Vu l'ordonnance rendue le 28 août 2024 à 15H11 par le juge des libertés et de la détention au tribunal judiciaire de Toulouse ordonnant le maintien au centre de rétention de :
[K] [B]
né le 22 Janvier 1997 à [Localité 2] (TUNISIE)
de nationalité Tunisienne
Vu l'appel formé le 28 août 2024 à 18 h 47 par courriel, par Me Elodie BAYER, avocat au barreau de TOULOUSE,
A l'audience publique du jeudi 29 août 2024 à 14h00, assisté de C. IZARD, greffier, avons entendu :
[K] [B]
assisté de Me Elodie BAYER, avocat au barreau de TOULOUSE
qui a eu la parole en dernier ;
avec le concours de [P] [Y], interprète,
En l'absence du représentant du Ministère public, régulièrement avisé;
En présence de M. [U] représentant la PREFECTURE DE LA HAUTE GARONNE ;
avons rendu l'ordonnance suivante :
[K] [B], né le 22 janvier 1997 à [Localité 2] (Tunisie), de nationalité tunisienne, a fait l'objet le 15 novembre 2021 d'une décision du tribunal correctionnel de Toulouse le condamnant à une peine d'emprisonnement pour agression sexuelle sur mineur de 15 ans assortie d'une interdiction judiciaire du territoire français pour une durée de trois ans, mesure définitive depuis le 23 mars 2022. Il fait aussi l'objet d'une décision portant obligation de quitter le territoire français sans délai avec interdiction de retour de trois ans prise par le Préfet de la Haute-Garonne le 24 janvier 2022, régulièrement notifiée le 27 janvier 2022, assortie d'une assignation à résidence notifiée le 2/02/2022, date de sa levée d'écrou, avec obligation de pointage deux fois par semaine au commissariat central de [Localité 3] et interdiction de sortir du département de la Haute-Garonne, mesure ayant donné lieu à un procès-verbal de carence le 8 février 2022. Il a fait l'objet d'une décision de placement en rétention administrative par le Préfet du Finistère du 3/02/2024, notifiée le même jour, puis d'une décision d'assignation à résidence prise par le même préfet le 5/02/2024 avec obligation de pointage journalier à [Localité 1] durant 45 jours, mesure ayant donné lieu à un procès-verbal de carence du 11/03/2024.

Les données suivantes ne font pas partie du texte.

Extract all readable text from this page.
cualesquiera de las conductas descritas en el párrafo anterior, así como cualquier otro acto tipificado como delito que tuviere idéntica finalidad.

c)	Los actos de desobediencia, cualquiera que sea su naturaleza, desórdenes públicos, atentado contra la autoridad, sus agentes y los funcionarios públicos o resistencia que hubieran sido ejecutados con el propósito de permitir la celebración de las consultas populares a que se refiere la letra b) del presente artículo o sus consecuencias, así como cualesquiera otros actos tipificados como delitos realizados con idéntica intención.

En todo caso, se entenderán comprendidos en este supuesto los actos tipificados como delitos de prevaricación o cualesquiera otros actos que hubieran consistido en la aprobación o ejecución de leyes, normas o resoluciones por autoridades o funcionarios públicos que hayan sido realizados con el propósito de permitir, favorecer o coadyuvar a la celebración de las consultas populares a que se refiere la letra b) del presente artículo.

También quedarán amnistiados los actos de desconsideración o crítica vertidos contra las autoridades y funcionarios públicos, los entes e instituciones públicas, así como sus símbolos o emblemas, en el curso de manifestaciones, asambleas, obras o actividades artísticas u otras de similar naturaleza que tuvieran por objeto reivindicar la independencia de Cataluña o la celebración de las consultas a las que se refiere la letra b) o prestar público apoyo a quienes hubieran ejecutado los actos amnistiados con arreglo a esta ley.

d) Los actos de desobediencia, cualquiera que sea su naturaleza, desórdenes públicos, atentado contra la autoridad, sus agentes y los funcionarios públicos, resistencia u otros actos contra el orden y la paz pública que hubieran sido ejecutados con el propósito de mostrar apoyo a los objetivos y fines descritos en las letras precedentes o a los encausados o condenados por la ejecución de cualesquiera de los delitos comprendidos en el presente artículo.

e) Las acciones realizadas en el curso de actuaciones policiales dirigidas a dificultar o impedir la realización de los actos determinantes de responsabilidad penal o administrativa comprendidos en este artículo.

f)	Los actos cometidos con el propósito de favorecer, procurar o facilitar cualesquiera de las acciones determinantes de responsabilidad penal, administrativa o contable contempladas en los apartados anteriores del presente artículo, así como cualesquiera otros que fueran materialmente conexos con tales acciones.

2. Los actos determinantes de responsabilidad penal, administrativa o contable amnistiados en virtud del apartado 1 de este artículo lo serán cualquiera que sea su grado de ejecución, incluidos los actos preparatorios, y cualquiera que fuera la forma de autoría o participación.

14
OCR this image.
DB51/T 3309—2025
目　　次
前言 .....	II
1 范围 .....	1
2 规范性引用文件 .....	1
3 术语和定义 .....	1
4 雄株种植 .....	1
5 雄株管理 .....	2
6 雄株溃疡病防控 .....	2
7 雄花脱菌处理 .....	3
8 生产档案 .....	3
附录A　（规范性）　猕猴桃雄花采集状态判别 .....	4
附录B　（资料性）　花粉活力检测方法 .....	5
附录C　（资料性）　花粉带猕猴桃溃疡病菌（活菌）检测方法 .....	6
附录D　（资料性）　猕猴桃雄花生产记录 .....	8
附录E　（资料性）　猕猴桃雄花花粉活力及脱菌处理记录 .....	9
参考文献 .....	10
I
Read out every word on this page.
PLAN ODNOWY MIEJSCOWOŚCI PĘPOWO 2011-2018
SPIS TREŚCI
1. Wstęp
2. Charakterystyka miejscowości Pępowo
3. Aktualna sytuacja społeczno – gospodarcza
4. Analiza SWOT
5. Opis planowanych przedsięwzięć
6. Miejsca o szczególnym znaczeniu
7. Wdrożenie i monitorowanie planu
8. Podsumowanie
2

Suite à un différend familial avec son ex-compagne, il a été interpellé et placé en garde à vue à [Localité 3] le 23 août 2024 pour non-respect d'une interdiction du territoire français. Il a été trouvé détenteur d'une carte d'identité italienne qui s'est trouvée être un faux.
Le 23 août 2024 le préfet de la Haute-Garonne a pris à son encontre un arrêté de placement en rétention administrative, décision notifiée à l'intéressé à 18h45.
Par requête du 27 août 2024 réceptionnée au greffe du juge des libertés et de la détention du tribunal judiciaire de Toulouse à 9h53 le préfet de la Haute-Garonne a sollicité la prolongation de la mesure de rétention administrative pour une durée de 26 jours.
Par requête du même jour réceptionnée au greffe du juge des libertés et de la détention du tribunal judiciaire de Toulouse à 15h11 [K] [B] a contesté la régularité de la décision de placement en rétention administrative.
Par ordonnance du 28 août 2024 à 15h11 le juge des libertés et de la détention, après jonction des requêtes, a déclaré recevable la requête en prolongation de la rétention, déclaré régulier l'arrêté portant placement en rétention administrative et ordonné la prolongation de la rétention de l'intéressé pour une durée de 26 jours.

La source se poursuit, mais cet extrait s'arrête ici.